Florida Law

Florida’s laws allow individuals and couples to have a child through assisted reproduction, including use of a gamete donor and having a child through surrogacy.

– STATUTES

Florida’s statutes specifically address gamete donation, pre-planned adoption, and surrogacy. This legislation offers the clarity, protection, and guidance the parties need to legally form their families using assisted reproduction in Florida.

Surrogacy

Chapter 742.15 FL Statutes addresses gestational surrogacy. Gestational surrogacy is where the embryo transferred to the surrogate is NOT genetically related to her at all. The statute delineates who can utilize surrogacy as well as when and specifies the need for a legally binding contract.

The statute allows for married couples, known in the statute as the “Commissioning Couple”, over the age of 18 to have their child via surrogacy and at least one of the parents must be a genetic contributor to that child. The statute also states that, “within reasonable medical certainty as determined by a physician”, the commissioning mother must not be able to gestate a pregnancy to term, or the gestation will cause a risk to the physical health of the commissioning mother, or, the gestation will cause a risk to the health of the fetus.

         Additionally, the statute specifies a few requirements for the contract, including the Intended Parents’ reimbursement of the Surrogate’s expenses and that the Surrogate must submit to reasonable medical evaluation and treatment and adhere to the medical instruction. The contract must also include that the Surrogate agrees to relinquish any and all rights to the child born of the surrogacy. This is important since many wonder whether the surrogate has any rights to the child; under Florida law, the surrogate does not.

         One important deviation from the legislated law is that although Florida statutes define Commissioning Couple as a married man and woman, after Obergefell v. Hodges, married same sex couples can also legally have a child via surrogacy under the same statute. Single parents and unmarried couples can also have children via surrogacy, however that would be governed by a different statute, FL Statute 63.213 (see below for more information).

         Florida Statute 742.16 lays out the legal procedure for affirming the Commissioning Couple’s legal rights to the child. This statute states that the petition must be filed within 3 days of the birth and the hearing can be scheduled for immediately after filing the petition. This expedited scheduling helps shorten the timeframe for obtaining the child’s birth certificate. Additionally, the statute states that the attorney can be present at the hearing without the parents, meaning the parents do not need to worry about being at a hearing with a newborn.
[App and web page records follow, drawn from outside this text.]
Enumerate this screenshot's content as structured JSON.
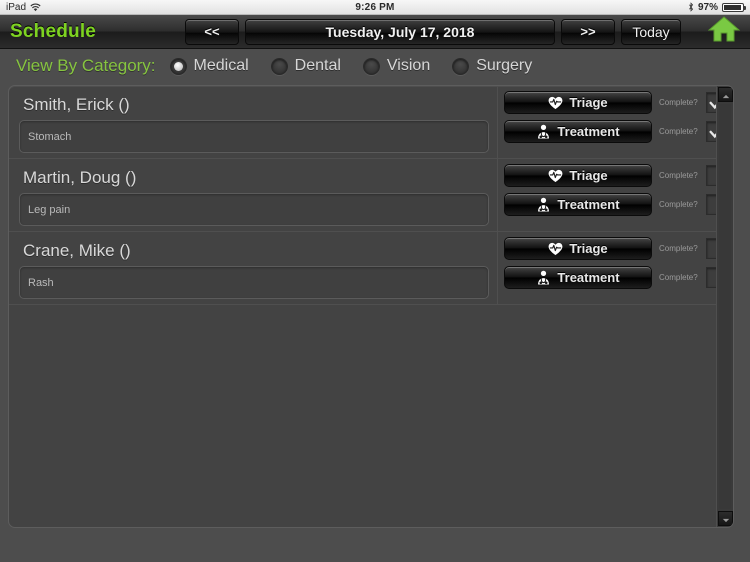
{
  "statusbar": {
    "device": "iPad",
    "wifi_icon": "wifi-icon",
    "time": "9:26 PM",
    "bluetooth_icon": "bluetooth-icon",
    "battery_percent": "97%",
    "battery_icon": "battery-icon"
  },
  "navbar": {
    "app_title": "Schedule",
    "prev_label": "<<",
    "date_label": "Tuesday, July 17, 2018",
    "next_label": ">>",
    "today_label": "Today",
    "home_icon": "home-icon",
    "accent_color": "#7ed321"
  },
  "category_filter": {
    "label": "View By Category:",
    "options": [
      {
        "label": "Medical",
        "selected": true
      },
      {
        "label": "Dental",
        "selected": false
      },
      {
        "label": "Vision",
        "selected": false
      },
      {
        "label": "Surgery",
        "selected": false
      }
    ]
  },
  "list": {
    "complete_label": "Complete?",
    "triage_label": "Triage",
    "triage_icon": "heart-pulse-icon",
    "treatment_label": "Treatment",
    "treatment_icon": "doctor-icon",
    "patients": [
      {
        "name": "Smith, Erick  ()",
        "complaint": "Stomach",
        "triage_complete": true,
        "treatment_complete": true
      },
      {
        "name": "Martin, Doug ()",
        "complaint": "Leg pain",
        "triage_complete": false,
        "treatment_complete": false
      },
      {
        "name": "Crane, Mike ()",
        "complaint": "Rash",
        "triage_complete": false,
        "treatment_complete": false
      }
    ]
  },
  "scrollbar": {
    "up_icon": "chevron-up-icon",
    "down_icon": "chevron-down-icon"
  }
}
Additionally, all papers and records pertaining to the affirmation of parentage are confidential.

Traditional Surrogacy & Single Parents

FL Statute 63.213 is the Pre-Planned Adoption statute and addresses both gestational and traditional surrogacy, traditional being where the surrogate is genetically related to the child. Originally, the purpose of this statute was to address those cases where the surrogate was a traditional surrogate and therefore a genetic contributor to the child. However, in time, practice has moved away from traditional surrogacy since 1) the traditional surrogate has 48 hours to revoke her relinquishment of rights and 2) technology has made gestational surrogacy more accessible.

            Although originally intended for traditional surrogacies, the statute was later amended to include a surrogate who is NOT genetically related to the child. In the case where the child is not related to the surrogate, the amendment made it clear that there is NO 48-hour revocation period for the surrogate to revoke her relinquishment of the child. The state states, “The volunteer mother’s right to rescind her consent in a preplanned adoption applies only when the child is genetically related to her.
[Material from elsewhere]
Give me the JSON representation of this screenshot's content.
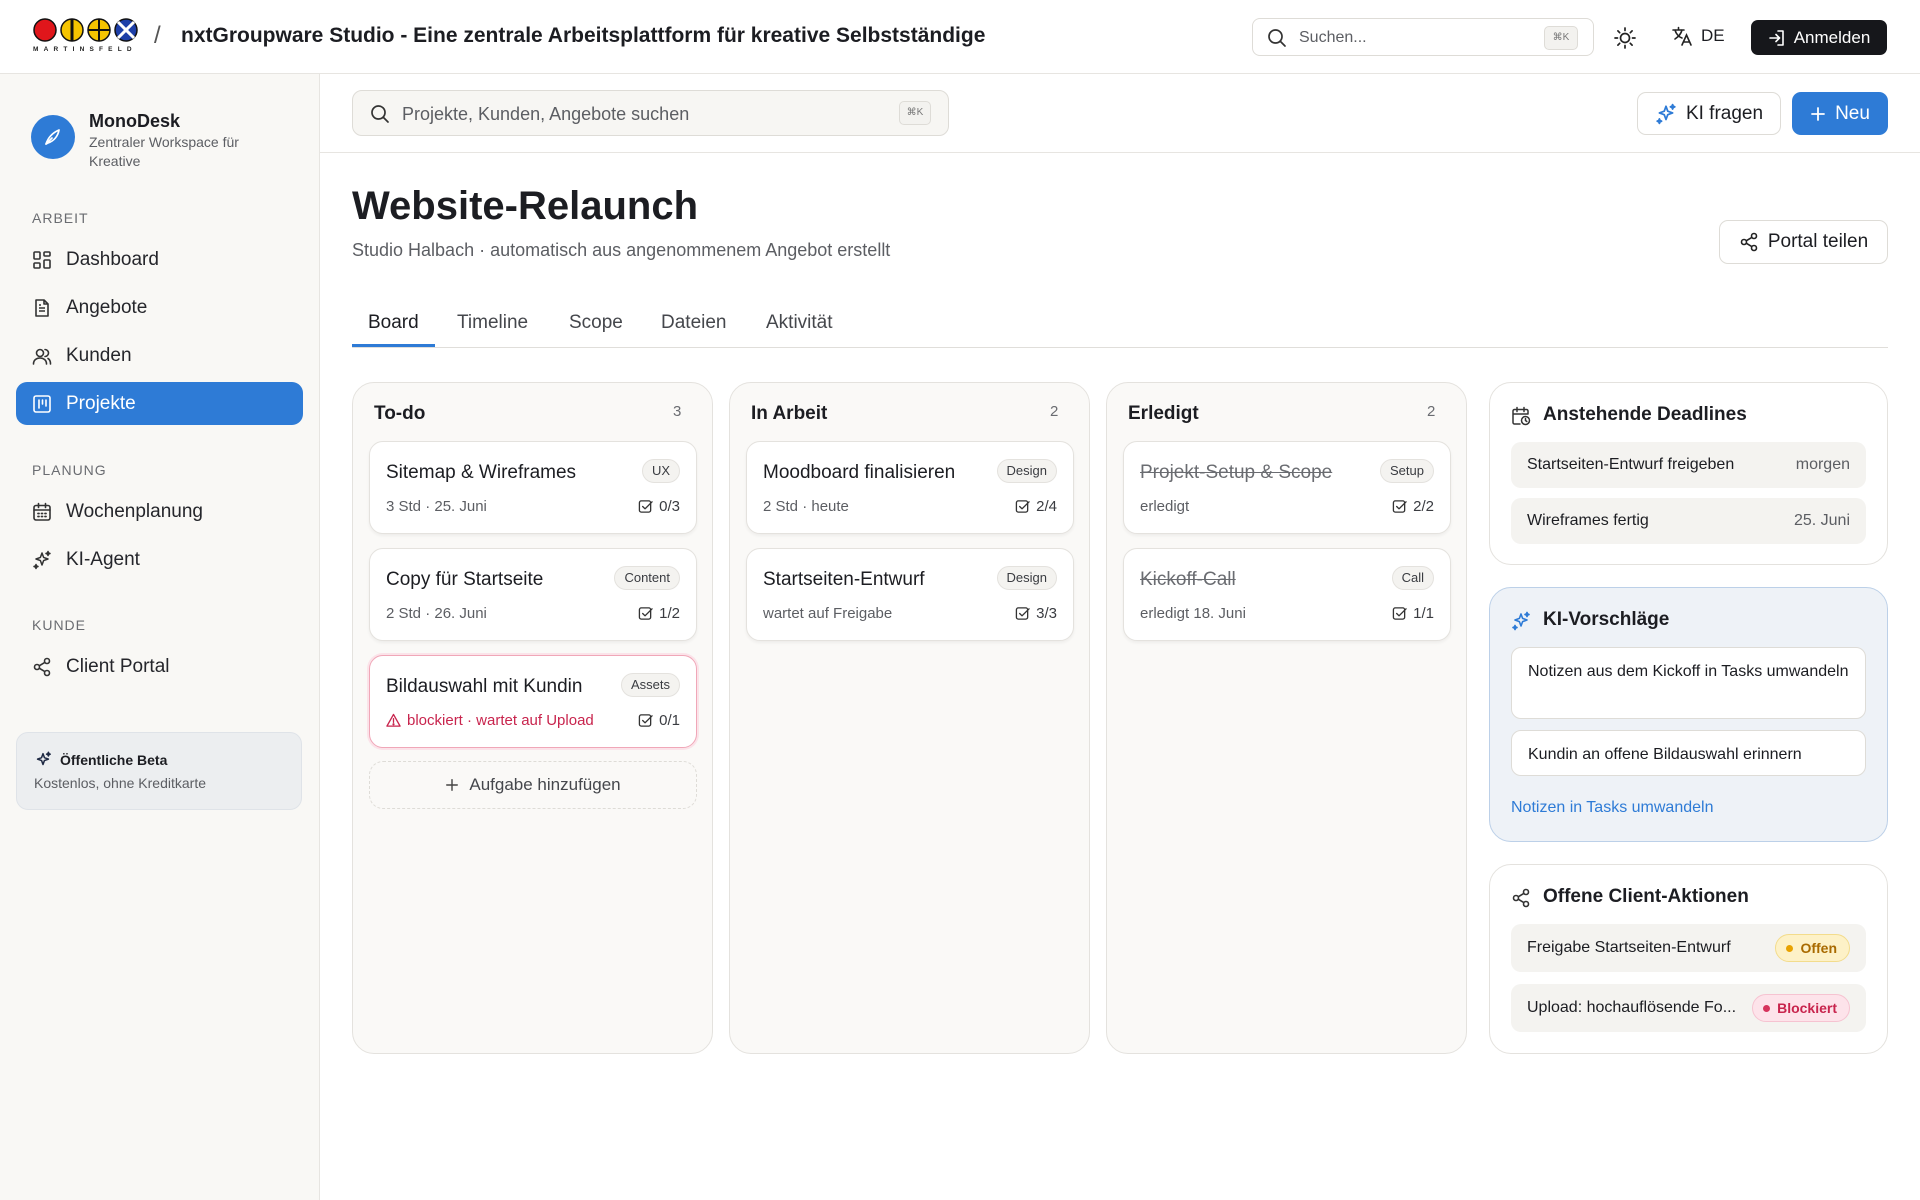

            Significantly, this statute has no marriage requirement for the Intended Parent and therefore is a legal avenue for single parents to have a child via surrogacy. Like the Gestational Surrogacy statute, this statute outlines similar requirements for the contract including that the surrogate must submit to medical evaluation and treatment. Unlike the Gestational Surrogacy statute (FL Statute 742.15), there are a few additional legal steps that may need to be taken at the moment of birth in order to establish the Intended Parent’s parental rights and these can vary between jurisdictions, but overall, the process is very similar. For more details, schedule a consultation with the firm and learn more.  
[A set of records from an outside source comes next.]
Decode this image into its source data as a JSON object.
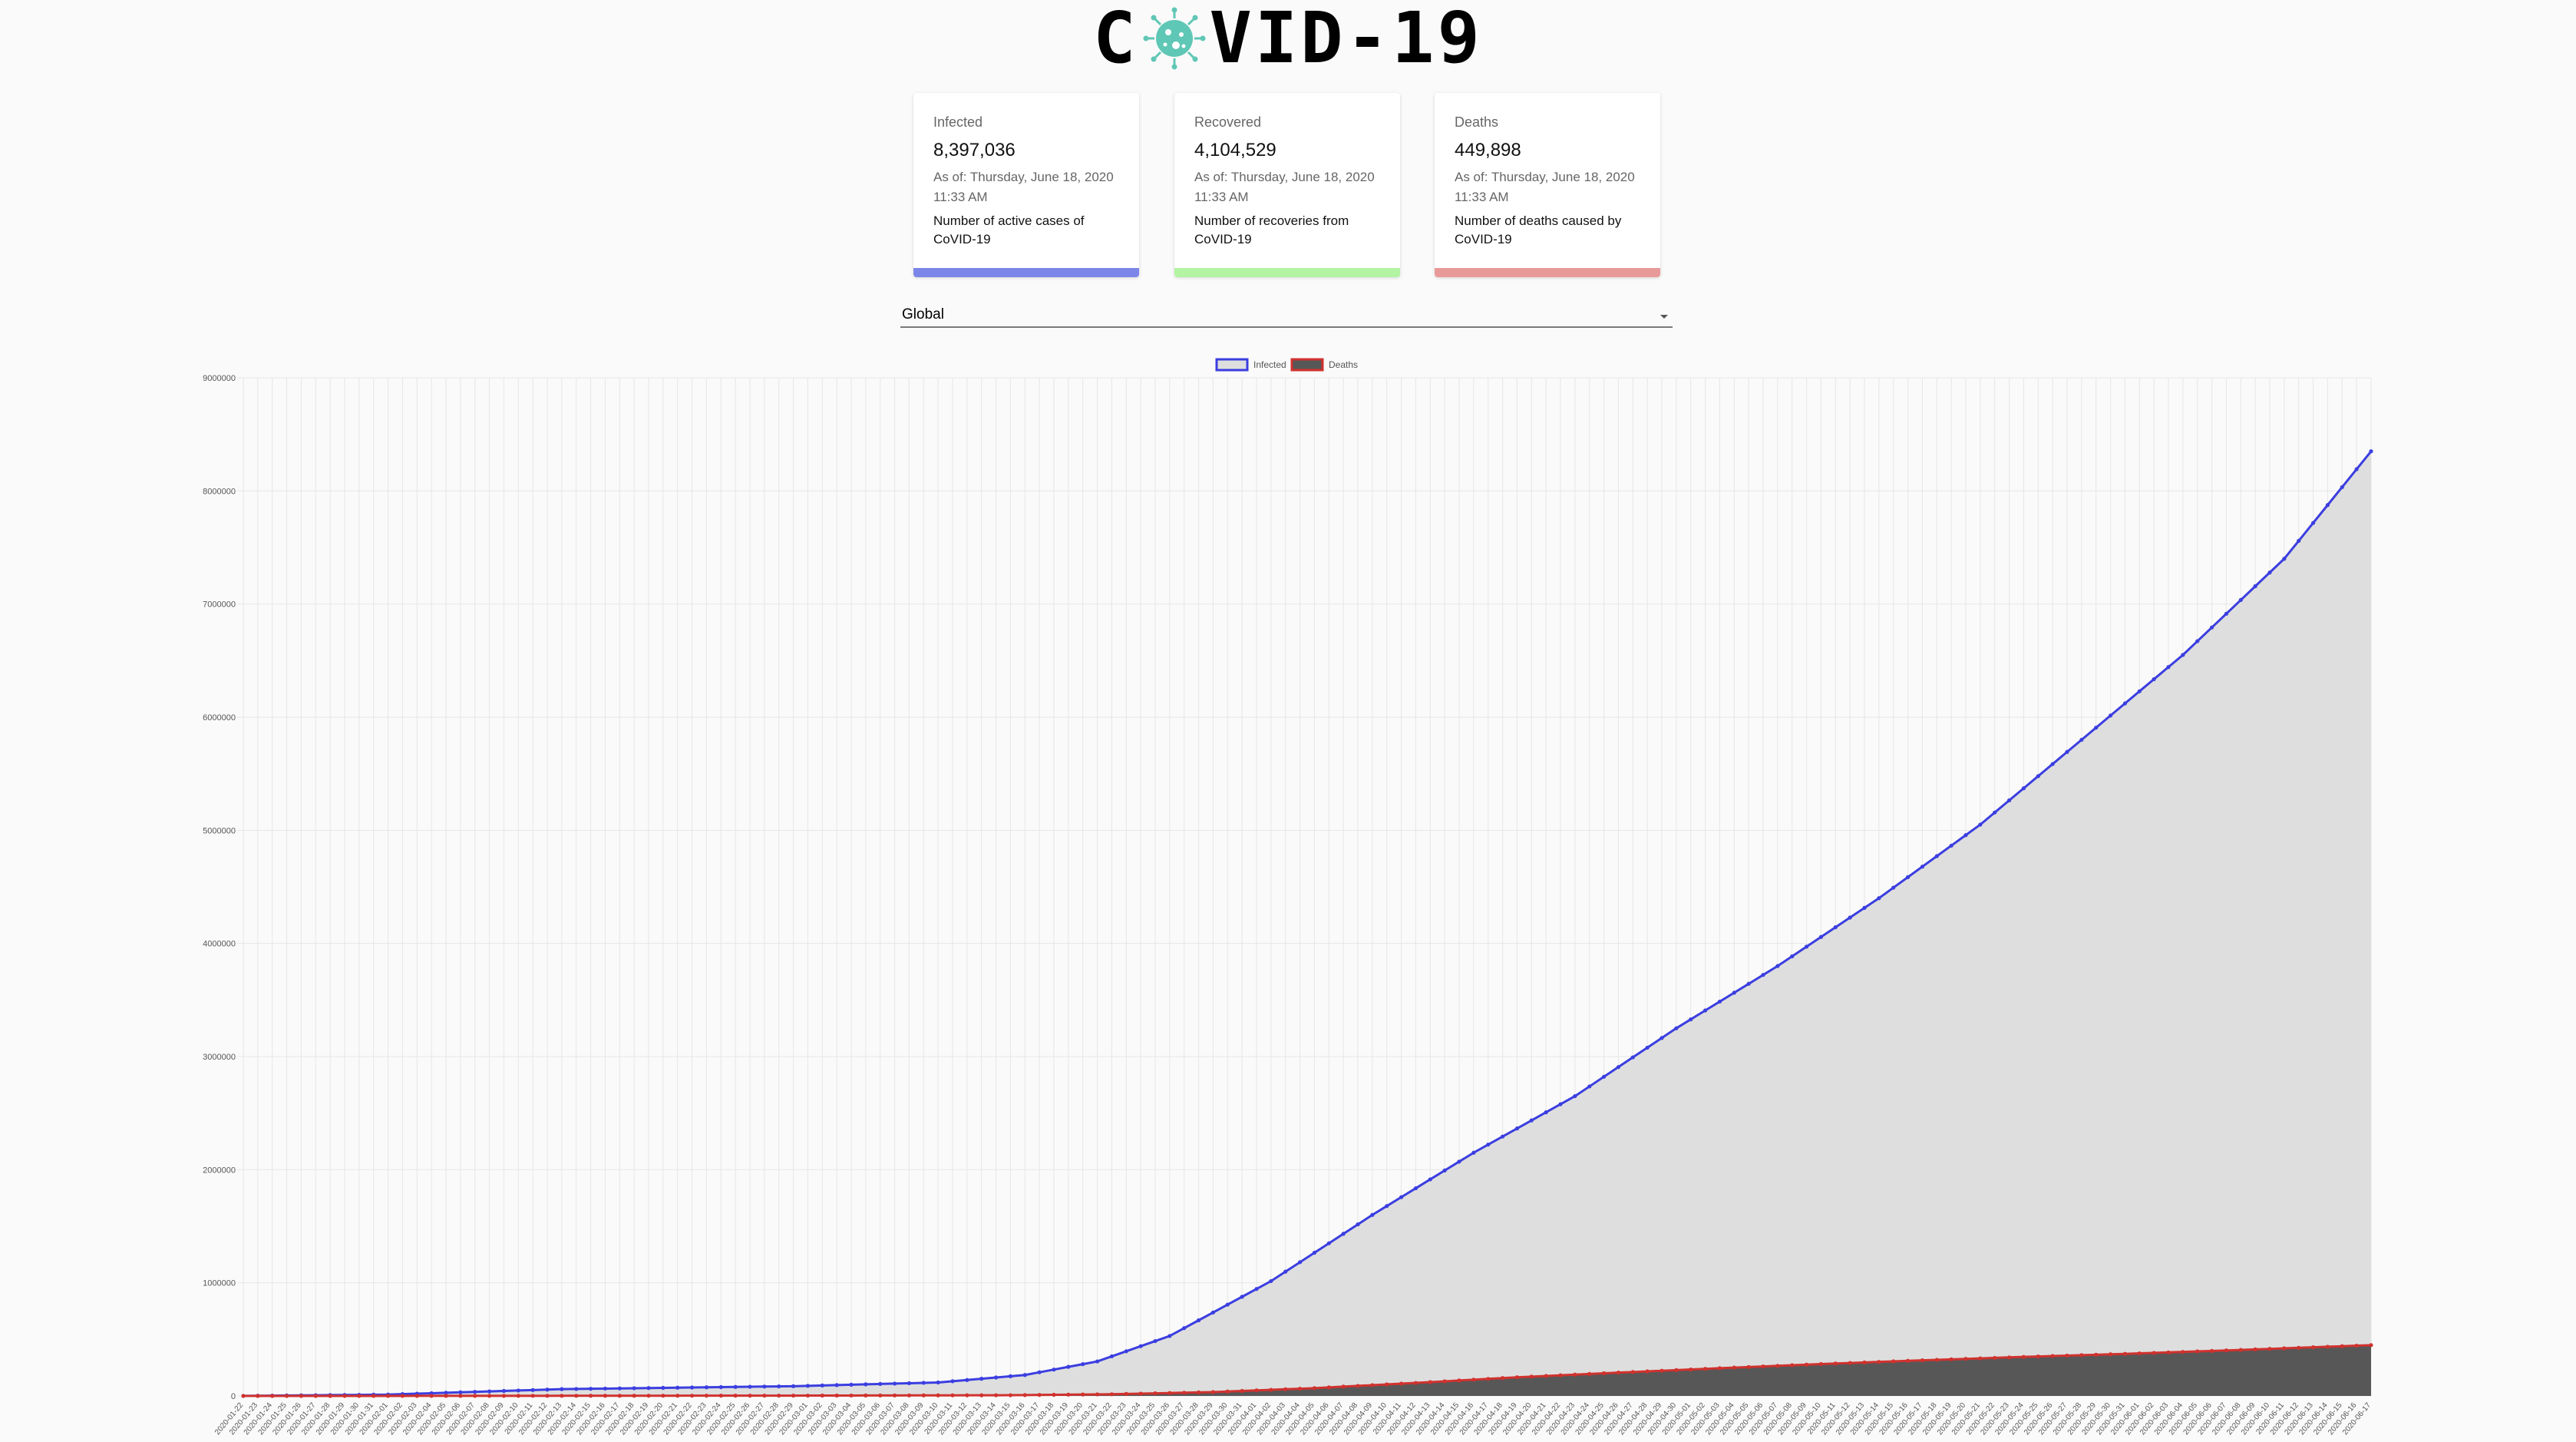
{
  "header": {
    "title_left": "C",
    "title_right": "VID-19",
    "logo_icon": "virus-icon",
    "logo_color": "#5fc7b5"
  },
  "cards": [
    {
      "title": "Infected",
      "value": "8,397,036",
      "date": "As of: Thursday, June 18, 2020 11:33 AM",
      "description": "Number of active cases of CoVID-19",
      "color": "#7b86e8"
    },
    {
      "title": "Recovered",
      "value": "4,104,529",
      "date": "As of: Thursday, June 18, 2020 11:33 AM",
      "description": "Number of recoveries from CoVID-19",
      "color": "#b2f4a2"
    },
    {
      "title": "Deaths",
      "value": "449,898",
      "date": "As of: Thursday, June 18, 2020 11:33 AM",
      "description": "Number of deaths caused by CoVID-19",
      "color": "#e89a9a"
    }
  ],
  "region_select": {
    "value": "Global"
  },
  "chart_data": {
    "type": "line",
    "legend_position": "top-center",
    "grid": true,
    "ylim": [
      0,
      9000000
    ],
    "y_ticks": [
      "0",
      "1000000",
      "2000000",
      "3000000",
      "4000000",
      "5000000",
      "6000000",
      "7000000",
      "8000000",
      "9000000"
    ],
    "x_start": "2020-01-22",
    "x_end": "2020-06-17",
    "x_count": 148,
    "x_step_days": 1,
    "series": [
      {
        "name": "Infected",
        "line_color": "#3b3ee0",
        "fill_color": "#dedede",
        "anchors": [
          [
            "2020-01-22",
            555
          ],
          [
            "2020-02-01",
            12000
          ],
          [
            "2020-02-13",
            60000
          ],
          [
            "2020-02-29",
            86000
          ],
          [
            "2020-03-10",
            119000
          ],
          [
            "2020-03-16",
            185000
          ],
          [
            "2020-03-21",
            305000
          ],
          [
            "2020-03-26",
            530000
          ],
          [
            "2020-04-02",
            1015000
          ],
          [
            "2020-04-09",
            1600000
          ],
          [
            "2020-04-16",
            2150000
          ],
          [
            "2020-04-23",
            2650000
          ],
          [
            "2020-04-30",
            3250000
          ],
          [
            "2020-05-07",
            3800000
          ],
          [
            "2020-05-14",
            4400000
          ],
          [
            "2020-05-21",
            5050000
          ],
          [
            "2020-05-28",
            5800000
          ],
          [
            "2020-06-04",
            6550000
          ],
          [
            "2020-06-11",
            7400000
          ],
          [
            "2020-06-17",
            8350000
          ]
        ]
      },
      {
        "name": "Deaths",
        "line_color": "#d0322e",
        "fill_color": "#575757",
        "anchors": [
          [
            "2020-01-22",
            17
          ],
          [
            "2020-02-01",
            260
          ],
          [
            "2020-02-15",
            1500
          ],
          [
            "2020-03-01",
            3000
          ],
          [
            "2020-03-15",
            6500
          ],
          [
            "2020-03-22",
            15000
          ],
          [
            "2020-03-29",
            34000
          ],
          [
            "2020-04-05",
            69000
          ],
          [
            "2020-04-12",
            115000
          ],
          [
            "2020-04-19",
            165000
          ],
          [
            "2020-04-26",
            206000
          ],
          [
            "2020-05-03",
            245000
          ],
          [
            "2020-05-10",
            282000
          ],
          [
            "2020-05-17",
            315000
          ],
          [
            "2020-05-24",
            345000
          ],
          [
            "2020-05-31",
            372000
          ],
          [
            "2020-06-07",
            402000
          ],
          [
            "2020-06-17",
            449000
          ]
        ]
      }
    ]
  }
}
Donation of Eggs, Sperm or Preembryos

Florida Statute 742.14 addresses gamete donation. The statute succinctly and clearly states that the donor of any egg, sperm, or preembryo, relinquishes any and all parental rights and obligations to the gamete donated and any child born of that donation. This means that a donor cannot later claim parental rights over a resulting child, nor can an Intended Parent seek child support or enforce other legal responsibilities on the donor for that child.

The statute provides for two exceptions to this: 1) any gamete used by a Commissioning Couple for a Surrogacy under 742.15 and 2) gamete contributed by a parent under the Pre-Planned adoption statute for a surrogacy under 63.213 (see above for more details on those statutes). This means that a Commissioning Couple and an Intended Parent having a child via surrogacy are not relinquishing their rights to the gametes and embryo transferred to the surrogate in either a Gestational or Traditional Surrogacy under 742.15 and 63.213 respectively. The statute also permits reasonable compensation as directly related to the donation.